Alle News

Nachgefragt: Certi will LEH meiden

, erstellt von

Für kurze Wege zwischen Gärtner und Kunde, für ausgesuchte Saisonware und mehr Frische wirbt die Dachmarke Certi und bietet ein Vermarktungskonzept, das ebenso auf stationären Handel wie auf Online-Verkauf setzt. Wie die Lebensmittel-Zeitung schrieb, setzt Certi dafür stationär auch auf den deutschen Lebensmitteleinzelhandel (LEH).

Certi setzt auf klare Wiedererkennbarkeit seiner Marke. Foto: Certi

Rein gärtnergebundenes Vermarktungssystem

Auf Anfrage der TASPO wies Certi-Manager Jan van Ballegooijen dies allerdings zurück: „Certi ist ein rein gärtnergebundenes Vermarktungssystem, das ausschließlich die Wertschöpfungskette vom produzierenden Gärtner zum abverkaufenden gärtnerischen Fachhandel inklusive dem Floristen bedient.“

Allerdings, so räumte van Ballegooijen ein, „gibt es in Dresden einen Floristenshop in einer Kauflandniederlassung, der zum Certi-System umgebaut wurde.“ Das stehe jedem Gärtner oder Floristen völlig frei.
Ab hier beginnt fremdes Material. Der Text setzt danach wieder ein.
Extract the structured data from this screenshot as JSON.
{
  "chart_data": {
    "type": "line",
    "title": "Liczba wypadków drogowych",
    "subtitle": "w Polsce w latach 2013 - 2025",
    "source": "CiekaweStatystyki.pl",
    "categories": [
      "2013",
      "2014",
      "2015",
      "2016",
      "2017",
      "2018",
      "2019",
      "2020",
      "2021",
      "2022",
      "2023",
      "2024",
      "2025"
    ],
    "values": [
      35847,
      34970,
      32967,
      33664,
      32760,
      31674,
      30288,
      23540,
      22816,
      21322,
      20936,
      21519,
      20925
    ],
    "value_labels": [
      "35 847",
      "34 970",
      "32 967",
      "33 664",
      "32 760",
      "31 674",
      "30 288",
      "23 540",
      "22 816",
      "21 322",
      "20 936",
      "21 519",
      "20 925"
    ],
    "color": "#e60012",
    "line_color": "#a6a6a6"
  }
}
Zurzeit arbeiten 24 Gartencenter und Gärtnereien sowie 37 Blumenläden unter der Flagge von Certi. Mit der Einführung eines Shop-Locators werden auf der Webseite ab Sommer 2017 alle Certi-Standorte einfach zu finden sein, betont van Ballegooijen. „Sind dann 50 Standorte in Deutschland erreicht (voraussichtlich in diesem Jahr), wird es einen 51. nicht geben.“

Certi strebt Marktanteil von fünf Prozent an

Für alle POS-Auftritte gelte: einheitliche Ware von höchster Qualität, Frische und Haltbarkeit; klare Unterscheidbarkeit des Einkaufserlebnisses im Vergleich zu herkömmlichen Läden, klare Wiedererkennbarkeit der Marke. Innerhalb der nächsten drei Jahre strebt die Marke Certi einen Marktanteil von fünf Prozent im europäischen Blumen- und Pflanzenhandel an.

Pflanzenware erhält Certi derzeit von rund 600 Gärtnern, darunter zwölf deutschen, die schwerpunktmäßig am Niederrhein kultivieren. Gemessen am Gesamtvolumen, produzieren die deutschen Gärtner derzeit rund zwei Prozent der Ware, erklärt van Ballegooijen.